I hate damsels in distress!
In no way should this reflect on Thandie Newton, to whom I award best actor. She took the role Towne and Woo created for her and turned it into a believable and sympathetic character. Her ability to emote was the best in the movie. From desire to anger, from fear to despair–I always knew what she was feeling. Her facial expressions also told me what she was thinking. During the movie, she made several important decisions. Somehow her expressions and body language communicated those decisions even before she acted on them. The filmmakers wanted a Bond Girl, but Newton’s talent refused to be so characterized.
As the Bond Girl, she was the love interest between rivals Ethan Hunt and Sean Ambrose. As the protagonist and antagonist, respectfully, they had enough to fight over without throwing a woman in the mix. Tom Cruise plays Ethan Hunt, the IMF team leader tasked with recovering a deadly test tube virus called Chimera. Sean Ambrose, played by Dougray Scott, a rogue IMF agent, had stolen the virus and its cure and hoped to sell them for millions. Since Ambrose had the same training, skills, and career as Hunt, the rivalry between them is the best element in the film. It was fun watching them trying to best each other. The rivalry led to a major showdown that included gunplay, a motorcycle chase, and a tense knife fight. We go to action films for the action, and MI:2 doesn’t disappoint on that score. As you likely know, Cruise performs his own stunts, and that commitment pays off in our excitement and thrill.
Cleaver teamwork distinguishes the Mission: Impossible franchise from other spy franchises, like James Bond or Jason Bourne, but the teamwork in MI:2 was another disappointment. Ving Rhames returned as Luther Stickell. John Polson played Billy Braid, a helicopter pilot Hunt selected for the team. The Bondesque structure left little for Luther and Billy to do. I felt as if scenes were added just to give them screen time. That’s sad for both of them, but it’s particularly sad for Luther, who, next to Hunt, is the only character to appear in all the Mission: Impossible movies.
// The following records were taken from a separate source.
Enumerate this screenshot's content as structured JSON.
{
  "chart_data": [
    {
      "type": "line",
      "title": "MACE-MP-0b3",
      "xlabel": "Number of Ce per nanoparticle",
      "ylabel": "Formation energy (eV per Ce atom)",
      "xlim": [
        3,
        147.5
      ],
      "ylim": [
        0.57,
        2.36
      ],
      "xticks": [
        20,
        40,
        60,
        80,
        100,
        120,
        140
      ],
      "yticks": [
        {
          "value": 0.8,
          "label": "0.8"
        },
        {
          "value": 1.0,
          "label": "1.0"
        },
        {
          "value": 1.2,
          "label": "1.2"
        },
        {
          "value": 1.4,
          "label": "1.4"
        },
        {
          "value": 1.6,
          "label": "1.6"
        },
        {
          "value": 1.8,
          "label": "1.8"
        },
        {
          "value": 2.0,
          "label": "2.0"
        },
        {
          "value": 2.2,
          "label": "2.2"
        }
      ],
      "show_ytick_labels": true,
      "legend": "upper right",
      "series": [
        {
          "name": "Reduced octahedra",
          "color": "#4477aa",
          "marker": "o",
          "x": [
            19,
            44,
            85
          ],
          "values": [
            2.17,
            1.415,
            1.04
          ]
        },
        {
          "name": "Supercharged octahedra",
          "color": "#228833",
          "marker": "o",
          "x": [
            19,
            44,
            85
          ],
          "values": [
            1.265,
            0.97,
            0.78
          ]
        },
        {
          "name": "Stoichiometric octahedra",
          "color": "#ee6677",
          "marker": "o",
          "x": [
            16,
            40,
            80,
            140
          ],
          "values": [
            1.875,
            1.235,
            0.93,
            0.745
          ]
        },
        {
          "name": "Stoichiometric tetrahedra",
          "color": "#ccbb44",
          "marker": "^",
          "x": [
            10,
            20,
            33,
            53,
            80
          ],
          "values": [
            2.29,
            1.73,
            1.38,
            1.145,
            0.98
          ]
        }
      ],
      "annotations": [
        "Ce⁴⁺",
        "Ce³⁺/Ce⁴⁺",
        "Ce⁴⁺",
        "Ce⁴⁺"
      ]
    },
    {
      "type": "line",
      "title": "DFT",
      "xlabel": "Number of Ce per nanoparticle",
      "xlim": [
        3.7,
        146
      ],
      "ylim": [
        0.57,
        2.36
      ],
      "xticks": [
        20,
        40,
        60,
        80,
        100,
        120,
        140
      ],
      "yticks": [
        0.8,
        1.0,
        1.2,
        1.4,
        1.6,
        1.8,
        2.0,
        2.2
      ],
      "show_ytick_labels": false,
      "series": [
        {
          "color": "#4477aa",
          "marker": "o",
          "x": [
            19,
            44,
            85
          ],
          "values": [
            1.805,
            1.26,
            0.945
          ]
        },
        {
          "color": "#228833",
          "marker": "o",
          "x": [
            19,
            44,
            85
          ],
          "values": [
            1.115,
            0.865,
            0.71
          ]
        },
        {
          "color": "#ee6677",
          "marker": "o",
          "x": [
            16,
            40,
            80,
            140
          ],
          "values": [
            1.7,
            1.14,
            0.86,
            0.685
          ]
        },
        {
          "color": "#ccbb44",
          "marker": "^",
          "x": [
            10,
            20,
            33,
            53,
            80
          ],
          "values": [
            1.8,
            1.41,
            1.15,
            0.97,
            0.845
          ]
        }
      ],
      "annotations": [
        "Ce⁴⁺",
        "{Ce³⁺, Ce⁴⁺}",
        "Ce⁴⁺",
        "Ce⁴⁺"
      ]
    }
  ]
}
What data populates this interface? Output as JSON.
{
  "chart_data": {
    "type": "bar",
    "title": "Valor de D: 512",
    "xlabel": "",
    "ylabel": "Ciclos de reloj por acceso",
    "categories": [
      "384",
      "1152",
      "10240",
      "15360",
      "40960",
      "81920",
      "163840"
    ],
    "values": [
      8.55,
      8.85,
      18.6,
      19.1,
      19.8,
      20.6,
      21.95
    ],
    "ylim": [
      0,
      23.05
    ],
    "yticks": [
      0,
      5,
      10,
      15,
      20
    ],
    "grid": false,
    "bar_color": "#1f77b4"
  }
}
As I said in my review for Mission: Impossible (1996), Brian De Palma transformed the 1960s television show into a modern action movie. In Mission: Impossible II, Woo and the other filmmakers looked to define what it means for it to be an action franchise. They borrowed from the James Bond franchise, but that proved to be an ill-conceived approach. James Bond is great, but what makes him great is different than what’s needed from Ethan Hunt and his IMF team. MI:2 is a good movie to see for its action, for the rivalry between Hunt and Ambrose, and for Thandie Newton’s performance, but it feels like a movie outside the franchise. It doesn’t draw from the first movie nor lead into the next. The modern film franchise needs to be something more than a collection of sequels. As the character arc within a movie, they also need to arc over the series, and each movie needs to contribute to that growth. Mission: Impossible II fails to do this. In a word, it’s just another 1980s sequel.